In this article, we contend that the FTC’s privacy jurisprudence is the functional equivalent to a body of common law, and we examine it as such. We explore how and why the FTC, and not contract law, came to dominate the enforcement of privacy policies. A common view of the FTC’s privacy jurisprudence is that it is thin, merely focusing on enforcing privacy promises. In contrast, a deeper look at the principles that emerge from FTC privacy “common law” demonstrates that the FTC’s privacy jurisprudence is quite thick. The FTC has codified certain norms and best practices and has developed some baseline privacy protections. Standards have become so specific they resemble rules. We contend that the foundations exist to develop this “common law” into a robust privacy regulatory regime, one that focuses on consumer expectations of privacy, that extends far beyond privacy policies, and that involves a full suite of substantive rules that exist independently from a company’s privacy representations.

Posted on August 29, 2013 at 12:28 PM2 Comments

Comments

Adrian Ratnapala August 29, 2013 1:38 PM

Two cheers.

While it is chilling to think of bureaucrats from the executive branch making laws and overturning contracts.

Still from a moral “what the law oughtta be, not what is” prespective, there are two plusses:

(1) If a contract is an agreement as understood by the two parties, then “consumer expectations of privacy” are a more genuine part of a contract than small print hidden deep in an opaque document.

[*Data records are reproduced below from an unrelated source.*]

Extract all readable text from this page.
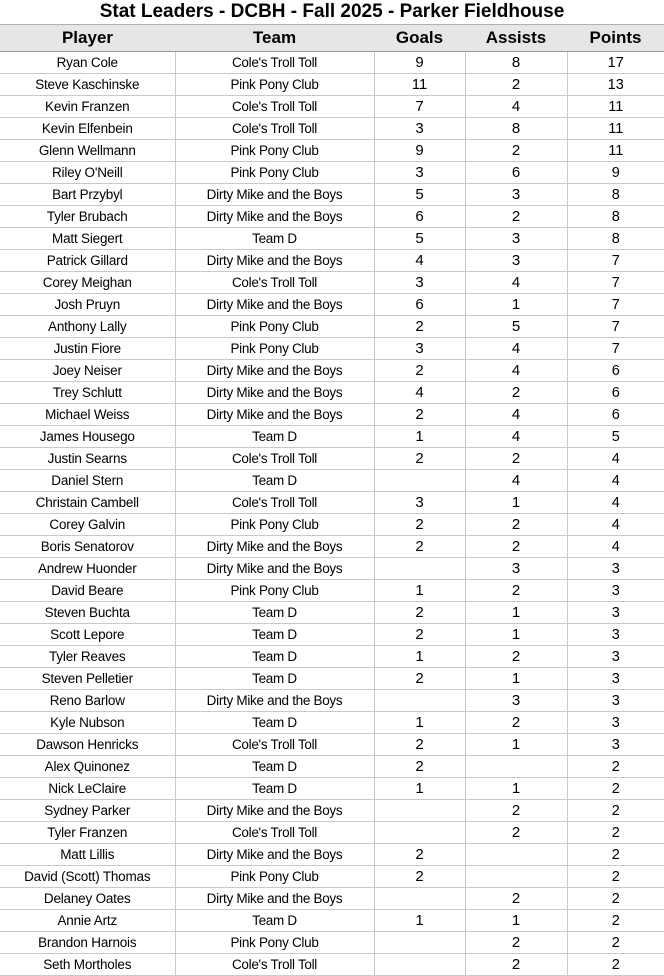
Stat Leaders - DCBH - Fall 2025 - Parker Fieldhouse
Player	Team	Goals	Assists	Points
Ryan Cole	Cole's Troll Toll	9	8	17
Steve Kaschinske	Pink Pony Club	11	2	13
Kevin Franzen	Cole's Troll Toll	7	4	11
Kevin Elfenbein	Cole's Troll Toll	3	8	11
Glenn Wellmann	Pink Pony Club	9	2	11
Riley O'Neill	Pink Pony Club	3	6	9
Bart Przybyl	Dirty Mike and the Boys	5	3	8
Tyler Brubach	Dirty Mike and the Boys	6	2	8
Matt Siegert	Team D	5	3	8
Patrick Gillard	Dirty Mike and the Boys	4	3	7
Corey Meighan	Cole's Troll Toll	3	4	7
Josh Pruyn	Dirty Mike and the Boys	6	1	7
Anthony Lally	Pink Pony Club	2	5	7
Justin Fiore	Pink Pony Club	3	4	7
Joey Neiser	Dirty Mike and the Boys	2	4	6
Trey Schlutt	Dirty Mike and the Boys	4	2	6
Michael Weiss	Dirty Mike and the Boys	2	4	6
James Housego	Team D	1	4	5
Justin Searns	Cole's Troll Toll	2	2	4
Daniel Stern	Team D		4	4
Christain Cambell	Cole's Troll Toll	3	1	4
Corey Galvin	Pink Pony Club	2	2	4
Boris Senatorov	Dirty Mike and the Boys	2	2	4
Andrew Huonder	Dirty Mike and the Boys		3	3
David Beare	Pink Pony Club	1	2	3
Steven Buchta	Team D	2	1	3
Scott Lepore	Team D	2	1	3
Tyler Reaves	Team D	1	2	3
Steven Pelletier	Team D	2	1	3
Reno Barlow	Dirty Mike and the Boys		3	3
Kyle Nubson	Team D	1	2	3
Dawson Henricks	Cole's Troll Toll	2	1	3
Alex Quinonez	Team D	2		2
Nick LeClaire	Team D	1	1	2
Sydney Parker	Dirty Mike and the Boys		2	2
Tyler Franzen	Cole's Troll Toll		2	2
Matt Lillis	Dirty Mike and the Boys	2		2
David (Scott) Thomas	Pink Pony Club	2		2
Delaney Oates	Dirty Mike and the Boys		2	2
Annie Artz	Team D	1	1	2
Brandon Harnois	Pink Pony Club		2	2
Seth Mortholes	Cole's Troll Toll		2	2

(2) A specialist quasi-court can probably formalise those expectations more cheaply, quickly and accurately than the real judiciary (let alone the real legislature).

It still scares the –it out of me that the real governing of democracies is moving from the traditional three branches and towards unknown, unelected apparatchiks.

Otter August 31, 2013 4:59 AM

The reason that there are settlement agreements insead of judicial decisions is that citizens could use the latter.